Common Name: Branch and Twig boring beetles : Beetle – Black polycaon
Latin Name: Polycaon stoutii
Common Family Name: Beetle
Latin Family Name: Bostrichidae


Hydrex Treatment for Black Polycaon Beetle

Characteristics Important in Control:Ensuring the use of clean, non-infested wood products is important, as this beetle is almost always built in with infested wood. For heavy infestations or valuable furnishings, fumigation will ensure the kill of the larvae prior to adults emerging and causing visible damage.

Origin: Native to western North America, where it is present along the Pacific Coast states and into Arizona.

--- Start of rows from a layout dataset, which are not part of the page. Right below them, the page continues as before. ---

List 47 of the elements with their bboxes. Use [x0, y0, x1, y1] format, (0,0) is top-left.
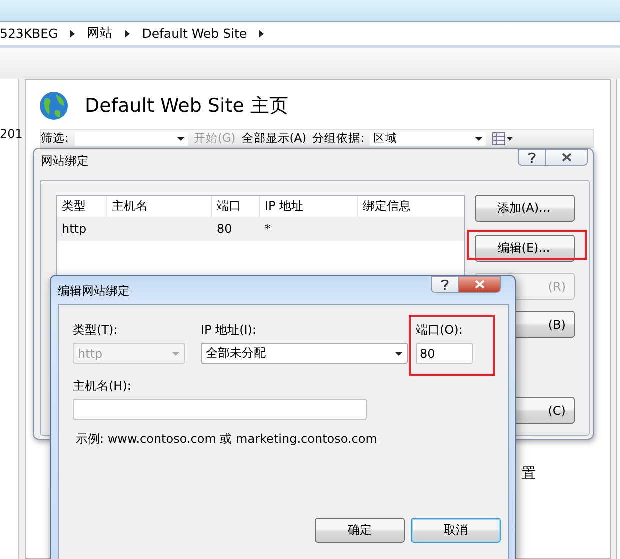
help-icon: [527, 152, 537, 164]
group-by-label: 分组依据:: [312, 131, 364, 146]
help-button[interactable]: [518, 149, 546, 166]
table-cell-text: 80: [216, 222, 234, 236]
dropdown-arrow-icon: [176, 136, 185, 140]
help-button[interactable]: [431, 276, 459, 293]
breadcrumb-item[interactable]: 523KBEG: [0, 26, 58, 41]
table-cell-text: *: [264, 222, 272, 236]
partial-text: 置: [522, 465, 536, 483]
close-icon: [562, 153, 572, 162]
close-icon: [474, 280, 484, 289]
table-cell-text: http: [61, 222, 88, 236]
dropdown-arrow-icon: [172, 352, 180, 356]
field-label: 端口(O):: [416, 322, 464, 338]
help-icon: [440, 278, 450, 290]
example-text: 示例: www.contoso.com 或 marketing.contoso.com: [76, 431, 378, 448]
breadcrumb-item[interactable]: Default Web Site: [142, 26, 248, 41]
dialog-title: 网站绑定: [40, 153, 89, 170]
arrow-icon: [70, 30, 76, 38]
close-button[interactable]: [459, 276, 501, 293]
dropdown-arrow-icon: [395, 352, 403, 356]
filter-field[interactable]: [74, 132, 188, 146]
host-field[interactable]: [73, 399, 367, 420]
filter-label: 筛选:: [41, 131, 69, 146]
field-label: IP 地址(I):: [201, 322, 258, 338]
column-header[interactable]: 绑定信息: [358, 196, 458, 217]
ip-dropdown[interactable]: 全部未分配: [201, 343, 408, 364]
port-field[interactable]: 80: [416, 343, 473, 364]
globe-icon: [39, 91, 69, 121]
dialog-button[interactable]: 编辑(E)...: [475, 235, 575, 262]
table-row[interactable]: http 80 *: [57, 217, 464, 241]
dropdown-arrow-icon: [475, 136, 484, 140]
dialog-button[interactable]: 取消: [411, 518, 501, 543]
close-button[interactable]: [546, 149, 588, 166]
field-label: 类型(T):: [73, 322, 119, 338]
dialog-button[interactable]: 添加(A)...: [475, 195, 575, 222]
arrow-icon: [125, 30, 130, 38]
dialog-button[interactable]: 确定: [315, 518, 405, 543]
arrow-icon: [259, 30, 264, 38]
dialog-title: 编辑网站绑定: [57, 283, 130, 300]
breadcrumb-item[interactable]: 网站: [87, 25, 114, 42]
page-title: Default Web Site 主页: [85, 94, 288, 119]
tree-item[interactable]: 201: [0, 127, 23, 141]
group-by-dropdown[interactable]: 区域: [370, 132, 486, 146]
view-icon[interactable]: [492, 132, 514, 146]
show-all-button[interactable]: 全部显示(A): [242, 131, 307, 146]
field-label: 主机名(H):: [73, 378, 132, 394]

Biology:This is related to the Lead Cable Borer and Bamboo Borer, but is very different in appearance. It is a large beetle that attacks primarily softwoods, especially plywood products, but also has been found emerging from oak furniture, leaving a round exit hole about ΒΌ inch in diameter. It may attack plywood in storage, and then be built into homes or furniture, and generally does not re-infest the wood once it emerges as an adult. On several occasions it has been found in large numbers on hospital roofs or in chemical warehouses, possibly attracted by odors at those sites. The development from egg to adult may take a year or up to several years to complete. It is a common beetle in nature in the western states, and often comes to lights at buildings.

Identification: The black polycaon is a large beetle, with adults ranging from about 0.5 to 1.0 inch long. They are shiny black with somewhat concave areas in the middle of the prothorax and between the elytra. Their front legs appear to stick out at right angles to the body. Males have very large jaws, and the antennae of the adult beetle are typical for the family, having the basal segments small and beadlike, and the last 3 segments much larger and serrate.